Medicaid is the largest payer for mental health services in the United States. It covers more than 90 million Americans — a population that is disproportionately BIPOC, low-income, and located in communities where behavioral health infrastructure is thinnest and need is highest. Any serious approach to mental health equity that does not engage with Medicaid is not serious about equity — it is building solutions for populations that already have access to good care.
This creates both an obligation and an opportunity for mental health technology companies that are genuinely committed to serving underserved populations. The obligation is to build platforms that are compatible with Medicaid billing structures, compliance requirements, and the operational realities of Medicaid-funded organizations. The opportunity is that Medicaid funding, when leveraged correctly, can make culturally responsive mental health care sustainable at scale in the communities that need it most.
The Policy Architecture That Makes It Possible
School-based Medicaid billing is the policy mechanism most directly relevant to Vasl’s deployments in K–12 settings. Under federal Medicaid rules, states can reimburse for certain health-related services delivered in school settings to Medicaid-eligible students. The specific services that qualify, the billing codes used, and the reimbursement rates vary significantly by state — but the general framework creates a pathway for schools to recover a portion of the cost of student behavioral health services from Medicaid.

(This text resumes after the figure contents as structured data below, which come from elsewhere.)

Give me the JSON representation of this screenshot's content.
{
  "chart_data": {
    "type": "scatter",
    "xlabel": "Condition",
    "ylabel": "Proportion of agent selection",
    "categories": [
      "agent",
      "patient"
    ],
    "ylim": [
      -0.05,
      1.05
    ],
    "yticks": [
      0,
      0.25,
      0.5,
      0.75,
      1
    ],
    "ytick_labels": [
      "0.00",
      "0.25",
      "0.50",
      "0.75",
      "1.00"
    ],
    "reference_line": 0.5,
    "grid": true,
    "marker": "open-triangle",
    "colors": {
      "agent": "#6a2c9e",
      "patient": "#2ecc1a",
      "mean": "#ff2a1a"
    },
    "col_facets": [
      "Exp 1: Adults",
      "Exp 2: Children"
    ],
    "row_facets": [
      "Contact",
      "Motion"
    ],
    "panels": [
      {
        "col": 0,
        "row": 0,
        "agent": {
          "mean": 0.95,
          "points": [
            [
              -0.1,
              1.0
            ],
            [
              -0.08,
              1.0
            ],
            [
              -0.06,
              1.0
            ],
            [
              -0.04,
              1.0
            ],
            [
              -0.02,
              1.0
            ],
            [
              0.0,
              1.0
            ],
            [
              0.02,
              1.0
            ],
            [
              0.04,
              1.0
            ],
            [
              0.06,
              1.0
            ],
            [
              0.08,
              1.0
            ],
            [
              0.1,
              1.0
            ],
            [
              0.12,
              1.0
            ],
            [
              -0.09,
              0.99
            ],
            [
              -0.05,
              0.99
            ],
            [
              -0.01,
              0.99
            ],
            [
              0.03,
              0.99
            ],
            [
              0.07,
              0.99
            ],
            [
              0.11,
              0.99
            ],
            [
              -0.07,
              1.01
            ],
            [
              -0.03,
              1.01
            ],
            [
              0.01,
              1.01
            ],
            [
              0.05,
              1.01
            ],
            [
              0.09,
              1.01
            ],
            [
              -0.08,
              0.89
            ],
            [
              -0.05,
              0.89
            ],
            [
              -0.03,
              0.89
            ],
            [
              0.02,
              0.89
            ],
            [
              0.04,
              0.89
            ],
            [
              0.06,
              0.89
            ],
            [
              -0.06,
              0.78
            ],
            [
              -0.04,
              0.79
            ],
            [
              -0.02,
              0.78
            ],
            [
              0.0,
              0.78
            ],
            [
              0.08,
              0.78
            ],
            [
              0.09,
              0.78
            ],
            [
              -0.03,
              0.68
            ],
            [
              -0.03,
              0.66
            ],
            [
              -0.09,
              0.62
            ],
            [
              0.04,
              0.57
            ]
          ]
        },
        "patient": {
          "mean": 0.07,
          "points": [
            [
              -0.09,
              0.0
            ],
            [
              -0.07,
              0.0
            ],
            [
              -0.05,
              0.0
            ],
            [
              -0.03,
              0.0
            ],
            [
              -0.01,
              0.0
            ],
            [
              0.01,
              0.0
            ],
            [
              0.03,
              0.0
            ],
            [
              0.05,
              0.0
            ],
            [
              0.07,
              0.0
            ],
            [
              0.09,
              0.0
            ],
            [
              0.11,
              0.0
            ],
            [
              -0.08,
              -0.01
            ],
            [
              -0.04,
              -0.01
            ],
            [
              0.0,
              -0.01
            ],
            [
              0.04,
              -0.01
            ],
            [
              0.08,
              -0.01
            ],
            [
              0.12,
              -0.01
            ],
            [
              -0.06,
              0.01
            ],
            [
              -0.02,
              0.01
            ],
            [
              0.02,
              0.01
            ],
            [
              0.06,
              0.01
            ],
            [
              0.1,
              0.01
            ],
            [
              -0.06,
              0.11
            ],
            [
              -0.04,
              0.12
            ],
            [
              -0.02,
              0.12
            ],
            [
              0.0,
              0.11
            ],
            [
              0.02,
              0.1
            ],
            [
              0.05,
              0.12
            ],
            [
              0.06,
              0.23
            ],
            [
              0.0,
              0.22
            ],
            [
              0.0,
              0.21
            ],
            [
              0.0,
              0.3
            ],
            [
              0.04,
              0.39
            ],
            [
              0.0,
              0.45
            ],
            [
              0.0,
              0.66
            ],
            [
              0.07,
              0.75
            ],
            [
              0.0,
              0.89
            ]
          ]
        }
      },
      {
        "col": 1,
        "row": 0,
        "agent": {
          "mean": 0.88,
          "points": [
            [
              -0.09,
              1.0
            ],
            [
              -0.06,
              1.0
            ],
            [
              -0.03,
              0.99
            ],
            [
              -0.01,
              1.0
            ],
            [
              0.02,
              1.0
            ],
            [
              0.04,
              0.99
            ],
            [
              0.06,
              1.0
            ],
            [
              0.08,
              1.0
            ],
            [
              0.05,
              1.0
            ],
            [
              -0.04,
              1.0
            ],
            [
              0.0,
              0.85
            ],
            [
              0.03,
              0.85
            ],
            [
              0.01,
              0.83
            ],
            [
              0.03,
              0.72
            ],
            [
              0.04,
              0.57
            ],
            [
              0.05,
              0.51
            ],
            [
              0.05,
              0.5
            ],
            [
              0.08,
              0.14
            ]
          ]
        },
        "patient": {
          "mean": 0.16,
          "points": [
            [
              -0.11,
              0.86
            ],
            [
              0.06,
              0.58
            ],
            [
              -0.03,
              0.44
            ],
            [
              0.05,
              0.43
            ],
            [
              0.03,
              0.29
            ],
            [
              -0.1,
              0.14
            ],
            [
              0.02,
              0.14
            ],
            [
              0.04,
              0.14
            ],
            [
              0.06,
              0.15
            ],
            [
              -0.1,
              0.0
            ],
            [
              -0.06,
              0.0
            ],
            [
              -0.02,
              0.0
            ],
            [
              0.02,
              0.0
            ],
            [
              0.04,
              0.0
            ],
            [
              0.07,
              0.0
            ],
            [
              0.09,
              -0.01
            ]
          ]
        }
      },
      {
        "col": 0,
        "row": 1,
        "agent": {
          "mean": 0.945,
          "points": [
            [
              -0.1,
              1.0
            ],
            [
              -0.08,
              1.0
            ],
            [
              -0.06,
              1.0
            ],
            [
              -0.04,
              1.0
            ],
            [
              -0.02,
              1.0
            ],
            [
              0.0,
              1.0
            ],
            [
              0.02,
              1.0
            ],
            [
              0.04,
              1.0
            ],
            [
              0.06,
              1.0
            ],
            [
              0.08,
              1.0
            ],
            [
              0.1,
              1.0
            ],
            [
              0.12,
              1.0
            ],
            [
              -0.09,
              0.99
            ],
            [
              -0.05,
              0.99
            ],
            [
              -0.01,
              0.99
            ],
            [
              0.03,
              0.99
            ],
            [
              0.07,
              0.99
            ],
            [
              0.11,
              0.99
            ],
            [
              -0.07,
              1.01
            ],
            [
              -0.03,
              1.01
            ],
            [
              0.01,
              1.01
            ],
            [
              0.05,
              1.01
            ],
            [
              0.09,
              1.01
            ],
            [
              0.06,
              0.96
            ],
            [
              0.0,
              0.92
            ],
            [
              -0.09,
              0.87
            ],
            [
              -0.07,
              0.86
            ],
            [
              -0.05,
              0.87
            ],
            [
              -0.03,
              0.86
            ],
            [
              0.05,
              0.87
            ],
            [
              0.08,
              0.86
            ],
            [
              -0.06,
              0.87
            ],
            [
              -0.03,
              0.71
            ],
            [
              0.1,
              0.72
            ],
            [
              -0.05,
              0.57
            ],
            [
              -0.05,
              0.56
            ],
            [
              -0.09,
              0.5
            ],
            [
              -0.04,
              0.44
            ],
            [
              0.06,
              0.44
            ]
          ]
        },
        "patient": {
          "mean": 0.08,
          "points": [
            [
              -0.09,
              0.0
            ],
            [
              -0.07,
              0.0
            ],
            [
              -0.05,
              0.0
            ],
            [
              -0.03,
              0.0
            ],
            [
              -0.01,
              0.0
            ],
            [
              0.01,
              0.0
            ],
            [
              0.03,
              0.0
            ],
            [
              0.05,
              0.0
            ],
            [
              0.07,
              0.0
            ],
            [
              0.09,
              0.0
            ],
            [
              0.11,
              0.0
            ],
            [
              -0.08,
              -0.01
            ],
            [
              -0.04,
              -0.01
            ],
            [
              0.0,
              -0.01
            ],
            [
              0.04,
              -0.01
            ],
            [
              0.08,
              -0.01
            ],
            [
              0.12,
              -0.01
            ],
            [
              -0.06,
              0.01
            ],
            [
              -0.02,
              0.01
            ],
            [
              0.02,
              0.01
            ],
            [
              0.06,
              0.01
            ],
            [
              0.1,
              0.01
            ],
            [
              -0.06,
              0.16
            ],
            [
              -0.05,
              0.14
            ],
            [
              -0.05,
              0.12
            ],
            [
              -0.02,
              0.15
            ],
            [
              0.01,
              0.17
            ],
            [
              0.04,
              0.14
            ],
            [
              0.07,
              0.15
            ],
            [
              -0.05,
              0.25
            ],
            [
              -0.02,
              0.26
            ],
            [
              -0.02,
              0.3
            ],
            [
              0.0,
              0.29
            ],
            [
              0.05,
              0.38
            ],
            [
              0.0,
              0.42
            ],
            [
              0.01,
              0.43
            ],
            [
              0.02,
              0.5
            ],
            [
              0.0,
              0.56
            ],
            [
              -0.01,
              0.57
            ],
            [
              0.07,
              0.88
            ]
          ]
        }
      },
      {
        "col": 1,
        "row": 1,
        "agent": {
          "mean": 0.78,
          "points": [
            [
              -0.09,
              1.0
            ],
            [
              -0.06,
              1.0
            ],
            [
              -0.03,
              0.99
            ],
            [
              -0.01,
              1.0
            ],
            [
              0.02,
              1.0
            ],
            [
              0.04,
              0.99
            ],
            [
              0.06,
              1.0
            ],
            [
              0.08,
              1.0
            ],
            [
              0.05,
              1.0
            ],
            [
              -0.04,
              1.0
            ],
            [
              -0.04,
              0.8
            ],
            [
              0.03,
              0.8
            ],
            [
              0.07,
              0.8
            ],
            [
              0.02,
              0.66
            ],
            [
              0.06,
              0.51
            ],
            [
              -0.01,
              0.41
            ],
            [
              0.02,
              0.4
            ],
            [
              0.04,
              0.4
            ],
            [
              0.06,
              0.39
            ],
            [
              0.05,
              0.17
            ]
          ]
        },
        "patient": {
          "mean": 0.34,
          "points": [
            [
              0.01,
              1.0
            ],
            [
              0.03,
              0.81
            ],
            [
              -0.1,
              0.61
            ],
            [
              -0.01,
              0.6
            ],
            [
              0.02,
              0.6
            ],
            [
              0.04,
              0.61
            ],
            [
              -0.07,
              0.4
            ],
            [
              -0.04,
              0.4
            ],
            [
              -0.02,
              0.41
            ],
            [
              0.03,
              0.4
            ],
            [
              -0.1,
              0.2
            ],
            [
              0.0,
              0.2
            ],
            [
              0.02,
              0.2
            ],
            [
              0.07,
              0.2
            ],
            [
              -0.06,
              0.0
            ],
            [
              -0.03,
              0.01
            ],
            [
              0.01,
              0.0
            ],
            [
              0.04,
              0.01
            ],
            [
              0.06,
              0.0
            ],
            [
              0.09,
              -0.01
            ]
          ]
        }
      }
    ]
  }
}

For Title I school districts — those serving high concentrations of low-income students, who are also high concentrations of Medicaid-eligible students — this pathway is particularly significant. A Pro plan Vasl deployment with 500 students, at the school per-member-per-month rate, has a total annual cost of approximately $38,400. For a district with a high Medicaid-eligible student population, approximately half of that cost can be recovered through school-based Medicaid billing, bringing the net cost to approximately $38 per student per year.
That cost point — $38 per student per year — is competitive with the per-student cost of physical textbooks. It is a fraction of the cost of even a single counseling session through traditional pathways. And it provides year-round access to peer community, culturally matched coaching, VLAP-supported distress signal detection, and clinical escalation infrastructure for every enrolled student.
The CPT Code Framework
The billing codes relevant to Vasl-delivered services in school settings include:
CPT 90832 — Psychotherapy, 16-37 minutes: Applicable when a licensed clinician provides direct therapeutic services to a student through Vasl’s platform. Vasl is a care coordination platform; the clinician delivering the service must be a licensed provider credentialed with your state Medicaid program.
CPT 90853 — Group psychotherapy: Potentially applicable for facilitated peer group sessions that meet the clinical threshold for group therapy under your state’s Medicaid definitions. Qualification varies significantly by state.
H-codes — Behavioral health services: Many state Medicaid programs use H-codes for peer support and community behavioral health services that fall outside traditional therapy billing categories. These vary substantially by state.
Vasl provides monthly billing documentation exports — CPT codes, service records, provider credentials — in formats compatible with standard claims submission. Your finance team submits the claims to your state Medicaid program. Vasl does not submit claims on behalf of organizations and cannot guarantee specific reimbursement outcomes, which vary by state Medicaid plan and individual eligibility.
Beyond Medicaid: The Full Funding Stack
Medicaid billing is one component of a funding strategy for school-based mental health infrastructure. The full funding stack available to Title I districts includes:
Title IV-A (Student Support and Academic Enrichment Grants): Federal formula grants available to every LEA that can be used for a range of student support activities including behavioral health. Most Title I districts are not fully utilizing their Title IV-A allocation for mental health purposes.
ESSER (Elementary and Secondary School Emergency Relief): While major ESSER tranches have closed, remaining allocations in some districts are still available for mental health infrastructure investments that meet the permitted use criteria.
State behavioral health block grants: Many states distribute behavioral health infrastructure funding through block grants to local education agencies. Availability and eligibility criteria vary by state.
Foundation and philanthropic funding: The youth mental health crisis has attracted significant philanthropic attention. Vasl provides grant documentation packages — IRB study data, pilot outcome reports, VLAP technical overview, compliance documentation — in formats designed for major foundation grant applications.
Why This Matters Beyond Cost Recovery
The financial case for Medicaid engagement is clear. But the more important argument is structural. Medicaid-funded organizations — school districts, FQHCs, community mental health centers — serve the populations where behavioral health need is highest and existing care is most inadequate. Building mental health technology that is not compatible with these funding structures is building technology that will not reach the people who need it most.
Medicaid compatibility is not a nice-to-have for a platform committed to mental health equity. It is a prerequisite. And it requires real work: understanding the billing codes, building documentation infrastructure, navigating state-by-state variation in what qualifies, and supporting finance teams that are often implementing Medicaid billing for behavioral health services for the first time.
Vasl has invested in that infrastructure because it is the only path to sustainable scale in the communities we are built to serve. The alternative — building a platform that is culturally aligned but financially inaccessible to the organizations serving underserved communities — is a different kind of equity failure.